El cumplimiento de esta profecía de Isaías queda testimoniado en Mt 1,18ss: “Estando desposada


María, su madre, con José, antes de que conviviesen, se halló haber concebido María del Espíritu Santo…”
Y Lc 1,34s.: “Dijo María al ángel: ¿Cómo podrá ser esto, pues yo no conozco varón?
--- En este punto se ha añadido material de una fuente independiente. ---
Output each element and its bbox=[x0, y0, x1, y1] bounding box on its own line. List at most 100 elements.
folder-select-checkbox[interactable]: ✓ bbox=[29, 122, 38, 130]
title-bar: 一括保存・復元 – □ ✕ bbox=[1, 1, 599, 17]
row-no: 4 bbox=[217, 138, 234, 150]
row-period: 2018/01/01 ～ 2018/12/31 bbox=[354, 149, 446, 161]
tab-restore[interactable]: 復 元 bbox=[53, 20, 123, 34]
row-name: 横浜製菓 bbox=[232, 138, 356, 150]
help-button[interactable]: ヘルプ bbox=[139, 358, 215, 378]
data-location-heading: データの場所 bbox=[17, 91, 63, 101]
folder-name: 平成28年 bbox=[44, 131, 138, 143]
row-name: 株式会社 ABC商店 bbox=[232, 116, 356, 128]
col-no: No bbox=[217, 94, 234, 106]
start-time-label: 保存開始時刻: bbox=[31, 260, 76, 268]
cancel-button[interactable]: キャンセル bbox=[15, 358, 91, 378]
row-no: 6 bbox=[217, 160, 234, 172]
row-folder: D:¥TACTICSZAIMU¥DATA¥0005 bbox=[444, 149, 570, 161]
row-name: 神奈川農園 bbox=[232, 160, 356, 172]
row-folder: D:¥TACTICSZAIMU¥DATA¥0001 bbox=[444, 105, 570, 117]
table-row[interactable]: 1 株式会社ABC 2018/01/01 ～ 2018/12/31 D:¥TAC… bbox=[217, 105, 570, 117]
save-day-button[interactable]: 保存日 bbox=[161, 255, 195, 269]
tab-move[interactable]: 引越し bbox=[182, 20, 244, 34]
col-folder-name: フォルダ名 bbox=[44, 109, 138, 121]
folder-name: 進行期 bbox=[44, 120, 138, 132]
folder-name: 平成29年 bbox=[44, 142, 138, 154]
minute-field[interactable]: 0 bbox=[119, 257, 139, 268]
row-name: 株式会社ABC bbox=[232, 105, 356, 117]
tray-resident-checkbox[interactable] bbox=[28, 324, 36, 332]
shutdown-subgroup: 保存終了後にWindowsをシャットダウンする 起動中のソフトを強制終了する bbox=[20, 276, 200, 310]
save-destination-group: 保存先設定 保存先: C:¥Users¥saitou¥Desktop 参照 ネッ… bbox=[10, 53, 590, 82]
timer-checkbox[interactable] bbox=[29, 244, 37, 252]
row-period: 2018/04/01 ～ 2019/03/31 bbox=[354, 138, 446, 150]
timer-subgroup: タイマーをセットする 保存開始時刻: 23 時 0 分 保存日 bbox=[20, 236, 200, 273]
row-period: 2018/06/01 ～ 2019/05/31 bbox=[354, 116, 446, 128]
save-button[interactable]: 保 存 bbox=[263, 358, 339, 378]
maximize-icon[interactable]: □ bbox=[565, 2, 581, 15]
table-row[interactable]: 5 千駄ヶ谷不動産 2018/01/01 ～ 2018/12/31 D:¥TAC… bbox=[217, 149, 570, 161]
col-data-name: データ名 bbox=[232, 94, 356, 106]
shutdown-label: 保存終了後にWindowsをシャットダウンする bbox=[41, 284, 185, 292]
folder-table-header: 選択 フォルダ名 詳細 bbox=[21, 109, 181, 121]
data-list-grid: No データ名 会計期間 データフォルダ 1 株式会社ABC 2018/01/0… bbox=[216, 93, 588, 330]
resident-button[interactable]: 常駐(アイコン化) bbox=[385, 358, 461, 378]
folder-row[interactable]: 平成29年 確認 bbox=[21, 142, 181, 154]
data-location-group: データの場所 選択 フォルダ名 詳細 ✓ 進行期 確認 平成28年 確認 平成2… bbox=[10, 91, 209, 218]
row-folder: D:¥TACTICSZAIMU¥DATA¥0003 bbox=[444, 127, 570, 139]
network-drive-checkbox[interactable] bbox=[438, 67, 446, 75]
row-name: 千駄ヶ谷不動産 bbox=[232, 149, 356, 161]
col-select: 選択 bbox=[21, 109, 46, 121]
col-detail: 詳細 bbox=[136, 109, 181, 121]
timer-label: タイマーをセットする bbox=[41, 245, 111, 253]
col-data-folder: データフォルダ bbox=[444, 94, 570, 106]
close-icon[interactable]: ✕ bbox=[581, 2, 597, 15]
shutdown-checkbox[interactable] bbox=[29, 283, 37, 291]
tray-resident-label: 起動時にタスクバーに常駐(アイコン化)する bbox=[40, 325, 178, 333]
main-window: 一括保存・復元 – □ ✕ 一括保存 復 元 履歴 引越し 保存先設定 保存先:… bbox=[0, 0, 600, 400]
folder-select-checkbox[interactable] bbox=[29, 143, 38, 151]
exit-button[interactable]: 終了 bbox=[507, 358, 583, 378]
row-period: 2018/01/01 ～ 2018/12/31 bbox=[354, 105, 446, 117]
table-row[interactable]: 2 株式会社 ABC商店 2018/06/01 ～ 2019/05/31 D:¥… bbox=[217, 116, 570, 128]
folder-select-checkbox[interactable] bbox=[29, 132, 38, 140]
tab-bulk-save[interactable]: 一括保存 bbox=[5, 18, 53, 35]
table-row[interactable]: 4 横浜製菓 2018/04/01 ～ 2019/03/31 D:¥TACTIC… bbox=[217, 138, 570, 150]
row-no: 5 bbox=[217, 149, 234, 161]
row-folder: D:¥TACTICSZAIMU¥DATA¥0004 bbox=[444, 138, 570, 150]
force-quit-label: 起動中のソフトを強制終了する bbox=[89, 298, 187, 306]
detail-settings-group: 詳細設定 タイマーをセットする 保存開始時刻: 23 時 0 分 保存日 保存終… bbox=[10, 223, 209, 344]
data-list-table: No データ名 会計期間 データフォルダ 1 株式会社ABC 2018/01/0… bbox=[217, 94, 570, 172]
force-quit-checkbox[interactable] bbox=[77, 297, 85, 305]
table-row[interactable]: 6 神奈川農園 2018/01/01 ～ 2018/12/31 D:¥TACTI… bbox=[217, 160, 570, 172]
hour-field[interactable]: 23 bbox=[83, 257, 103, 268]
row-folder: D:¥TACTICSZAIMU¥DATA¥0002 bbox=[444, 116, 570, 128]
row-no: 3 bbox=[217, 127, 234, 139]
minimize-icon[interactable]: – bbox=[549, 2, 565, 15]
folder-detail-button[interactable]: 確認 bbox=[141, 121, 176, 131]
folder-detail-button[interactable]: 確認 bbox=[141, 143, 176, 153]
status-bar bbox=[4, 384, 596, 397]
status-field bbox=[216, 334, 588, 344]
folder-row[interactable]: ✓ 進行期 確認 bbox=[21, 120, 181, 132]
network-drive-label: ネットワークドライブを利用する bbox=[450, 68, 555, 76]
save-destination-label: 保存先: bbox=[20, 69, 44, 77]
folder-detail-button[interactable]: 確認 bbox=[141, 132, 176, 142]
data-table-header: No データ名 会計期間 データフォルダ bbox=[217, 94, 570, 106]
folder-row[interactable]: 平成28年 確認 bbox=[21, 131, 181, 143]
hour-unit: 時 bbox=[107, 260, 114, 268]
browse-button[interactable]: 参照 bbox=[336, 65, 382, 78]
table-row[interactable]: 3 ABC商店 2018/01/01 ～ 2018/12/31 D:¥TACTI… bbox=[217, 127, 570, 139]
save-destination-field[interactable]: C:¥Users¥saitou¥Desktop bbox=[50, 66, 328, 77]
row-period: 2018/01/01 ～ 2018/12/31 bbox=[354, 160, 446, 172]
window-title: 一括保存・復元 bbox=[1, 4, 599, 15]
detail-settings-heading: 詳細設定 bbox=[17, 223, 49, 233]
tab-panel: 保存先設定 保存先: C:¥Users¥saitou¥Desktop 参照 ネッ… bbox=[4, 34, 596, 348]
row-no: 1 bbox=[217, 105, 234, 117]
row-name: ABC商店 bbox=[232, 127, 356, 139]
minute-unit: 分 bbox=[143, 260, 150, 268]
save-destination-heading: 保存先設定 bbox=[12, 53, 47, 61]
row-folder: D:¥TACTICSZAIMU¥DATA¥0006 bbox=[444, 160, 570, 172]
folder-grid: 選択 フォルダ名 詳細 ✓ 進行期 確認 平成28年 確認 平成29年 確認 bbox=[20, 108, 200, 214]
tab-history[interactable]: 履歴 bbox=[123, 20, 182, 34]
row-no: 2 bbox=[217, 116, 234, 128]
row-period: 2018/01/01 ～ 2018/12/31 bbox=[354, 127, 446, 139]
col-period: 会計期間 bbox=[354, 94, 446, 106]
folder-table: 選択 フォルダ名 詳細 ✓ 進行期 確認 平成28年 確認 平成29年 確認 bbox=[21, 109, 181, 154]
E ángel le contestó y
dijo: [El] Espíritu Santo vendrá sobre ti y [la] virtud del Altísimo te cubrirá con su sombra”. Como María
vivía en legitimo matrimonio con José, éste era el padre legal de Jeús; Lc 3,23: “el hijo de José”, según se
creía.

Los Padres dan testimonio unánime de la concepción virginal de María: San Ignacio de Antioquía:
“Nacido verdaderamente de una virgen”. Comenzando por San Justino, se propugna la interpretación
mesiánica de Is 7,14, se insiste en que las palabras del texto hay que entenderlas en el sentido de que la
madre de Emmanuel concebirá y dará a luz como virgen.

Virginidad en el parto
María dio a luz sin detrimento de su integridad virginal (De fe por razón del magisterio universal de
la Iglesia).
Is 7,14 "La virgen concebirá y dará a luz": es la misma la persona que concibe y da a luz, y lo hace siendo
virgen.
Lc 1,35: "Lo que nacerá santo será llamado hijo de Dios" En griego hay cuatro lecturas siguiendo esta
"nacer santo" es lo opuesto a nacer en pecado, es decir "de las sangres". Por tanto, nacer santo equivale a
nacer virginalmente.
Lc 2,7 (texto de la purificación): 1) dice tres veces "la ley del templo" implica el carácter meramente ritual
de esta ceremonia. 2) purificación del "ellos" no sólo de María; por tanto María tenía tanta necesidad de ser
purificada como José, es decir, ninguna. 3) Al citar el AT se omite la parte referente al sacrificio de
purificación. María no tenía nada que purificar.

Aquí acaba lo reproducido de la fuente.